The eyes are usually affected as well. Patients develop inflammation of the cornea, which can lead to corneal scarring and blindness (43). Interestingly, other inflammatory eye disorders have not been reported. Patients typically present with severe photophobia and visual impairment. As the eye involvement progresses, some have undergone corneal transplantation but recurrent inflammation affecting the transplanted cornea has been observed, resulting in blindness (40, 43). Patients may also develop urethral inflammation resulting in scarring and stricture formation. This can present with gross hematuria and voiding difficulty, and may need to be treated with recurrent dilations (35, 40).
Van Esch-O’Driscoll syndrome (VEODS)
A series of patients with an assortment mutations in coding and splice sites or POLA1, different from the XLPDR-causing mutation, develop a phenotype distinct from XLPDR (37). The common features of these patients are severe intrauterine growth delay, short stature, and various degrees of developmental delay, including microcephaly. Several patients also had evidence of hypogonadism. The skin and facial features of XLPDR are absent in these patients and only one of the patients was noted to have recurrent severe infections (pulmonary and others). Eventually, all new cases have been grouped into a new syndrome (VEODS, MIM #301030), within the larger group of X-linked intellectual disability (37).
GENETICS
X-linked pigmentary reticulate disorder
While prior linkage analyses identified a 4.9 Mb interval of chromosome X as the location of the causative mutation (42, 49), various exome sequencing approaches initially failed to identify a causal genetic lesion in the linked interval. Thus, to uncover the causative mutation, whole genome sequencing of four unrelated XLPDR was performed. All XLPDR probands shared the same unique intronic variant mapping to intron 13 of POLA1, (NM_016937.3:c.1375–354A>G) (35). The variant was absent from all known genomic databases and direct genotyping also failed to identify this variant among 1,133 genomes from an ethnically diverse cohort. By contrast, more than 20 unrelated XLPDR probands harbored the NM_016937.3:c.1375–354A>G variant, which segregated with XLPDR or carrier status among tested families (35).

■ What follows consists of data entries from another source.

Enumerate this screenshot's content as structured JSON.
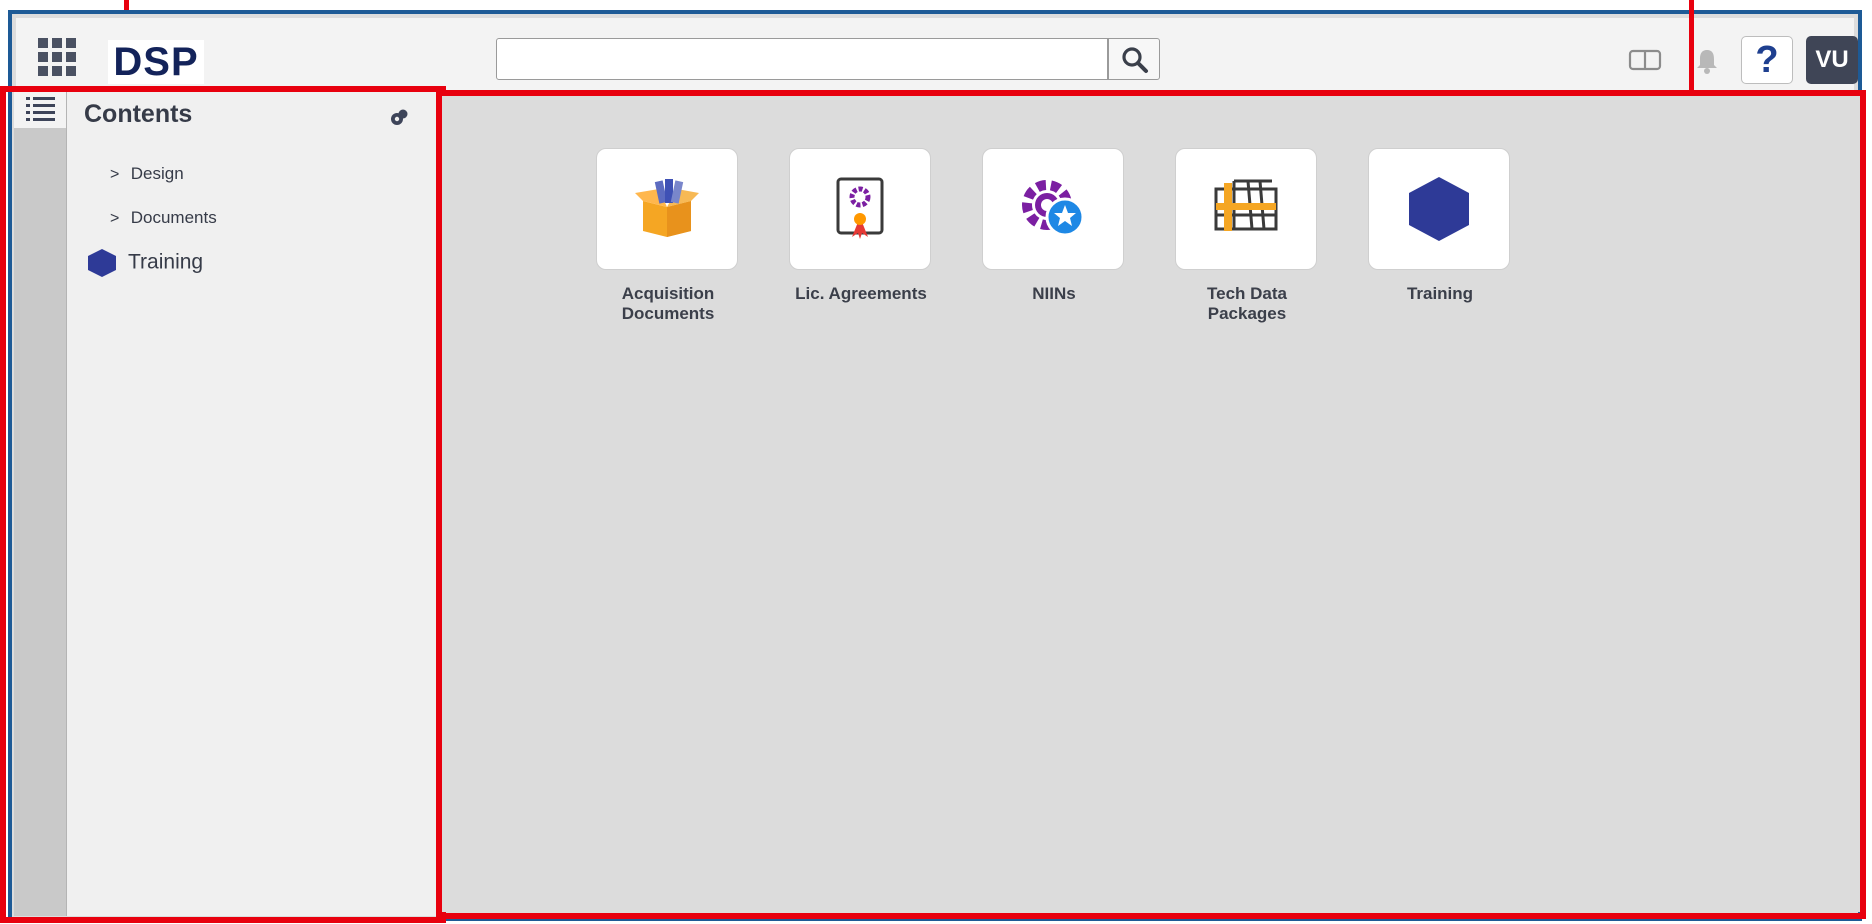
{
  "header": {
    "logo_text": "DSP",
    "search": {
      "value": "",
      "placeholder": ""
    },
    "user_initials": "VU",
    "help_label": "?"
  },
  "sidebar": {
    "title": "Contents",
    "items": [
      {
        "label": "Design",
        "expander": ">"
      },
      {
        "label": "Documents",
        "expander": ">"
      },
      {
        "label": "Training",
        "icon": "hexagon-icon"
      }
    ]
  },
  "main": {
    "tiles": [
      {
        "label": "Acquisition Documents",
        "icon": "open-box-icon"
      },
      {
        "label": "Lic. Agreements",
        "icon": "certificate-icon"
      },
      {
        "label": "NIINs",
        "icon": "gear-star-icon"
      },
      {
        "label": "Tech Data Packages",
        "icon": "grid-table-icon"
      },
      {
        "label": "Training",
        "icon": "hexagon-icon"
      }
    ]
  },
  "colors": {
    "frame_border": "#1d5a96",
    "highlight": "#e8000e",
    "brand_navy": "#13235a",
    "hexagon": "#2e3a97",
    "box_orange": "#f5a623",
    "gear_purple": "#7b1fa2",
    "star_blue": "#1e88e5"
  }
}
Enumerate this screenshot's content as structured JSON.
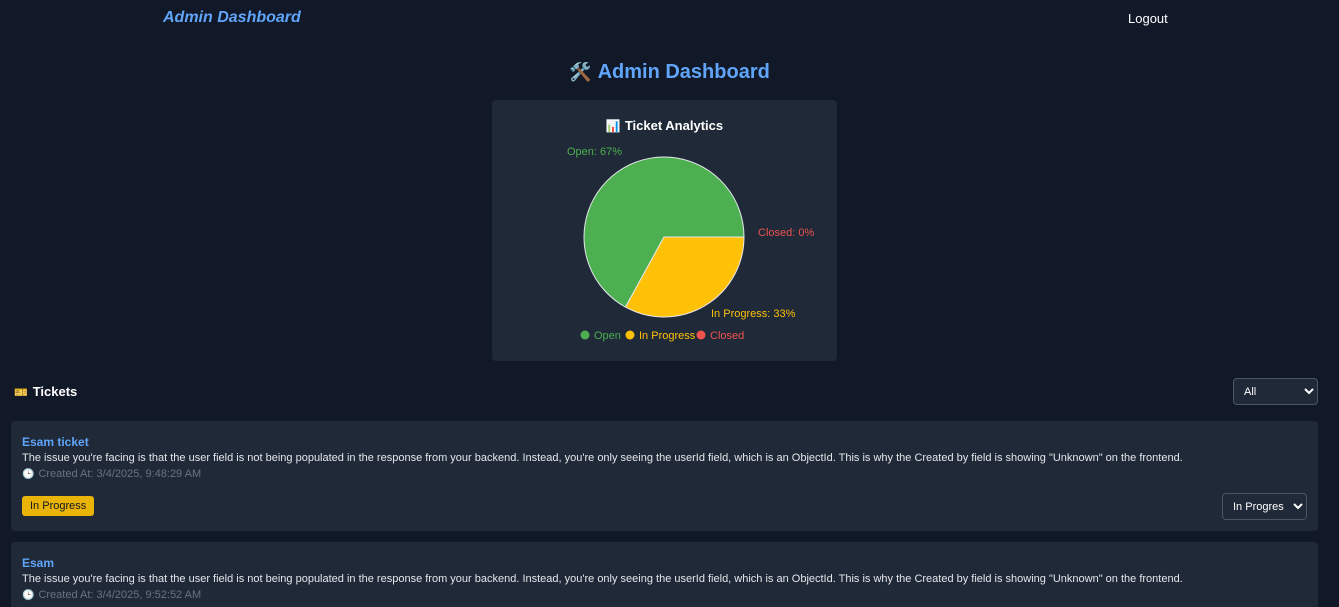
{
  "nav": {
    "brand": "Admin Dashboard",
    "logout": "Logout"
  },
  "page": {
    "icon": "🛠️",
    "title": "Admin Dashboard"
  },
  "analytics": {
    "icon": "📊",
    "title": "Ticket Analytics"
  },
  "chart_data": {
    "type": "pie",
    "title": "Ticket Analytics",
    "slices": [
      {
        "label": "Open",
        "value": 67,
        "color": "#4caf50",
        "data_label": "Open: 67%",
        "label_color": "#4caf50"
      },
      {
        "label": "In Progress",
        "value": 33,
        "color": "#ffc107",
        "data_label": "In Progress: 33%",
        "label_color": "#ffc107"
      },
      {
        "label": "Closed",
        "value": 0,
        "color": "#ef5350",
        "data_label": "Closed: 0%",
        "label_color": "#ef5350"
      }
    ],
    "legend": [
      "Open",
      "In Progress",
      "Closed"
    ],
    "legend_placement": "bottom"
  },
  "tickets_section": {
    "icon": "🎫",
    "title": "Tickets",
    "filter_value": "All"
  },
  "tickets": [
    {
      "title": "Esam ticket",
      "description": "The issue you're facing is that the user field is not being populated in the response from your backend. Instead, you're only seeing the userId field, which is an ObjectId. This is why the Created by field is showing \"Unknown\" on the frontend.",
      "clock_icon": "🕒",
      "created": "Created At: 3/4/2025, 9:48:29 AM",
      "status": "In Progress",
      "status_select": "In Progress"
    },
    {
      "title": "Esam",
      "description": "The issue you're facing is that the user field is not being populated in the response from your backend. Instead, you're only seeing the userId field, which is an ObjectId. This is why the Created by field is showing \"Unknown\" on the frontend.",
      "clock_icon": "🕒",
      "created": "Created At: 3/4/2025, 9:52:52 AM"
    }
  ]
}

The XLDPR-causing mutation creates a new splice donor site in intron 13, which is located 76 nucleotides downstream of a cryptic splice acceptor sequence in the same intron. This leads to partial missplicing of POLA1 pre-mRNA, introducing a novel exon 13a into a proportion of POLA1 transcripts (Figure 2A and B) (35). Normally spliced POLA1 transcripts are reduced by ~ 40–60% (as is the full-length protein), while the mis-spliced transcript containing exon 13a is expressed at very low levels, probably owing to inherent instability of this transcript. Although the aberrant exon 13a introduces a frameshift mutation, there is no evidence that a truncated protein is expressed in XLPDR-derived cells (35).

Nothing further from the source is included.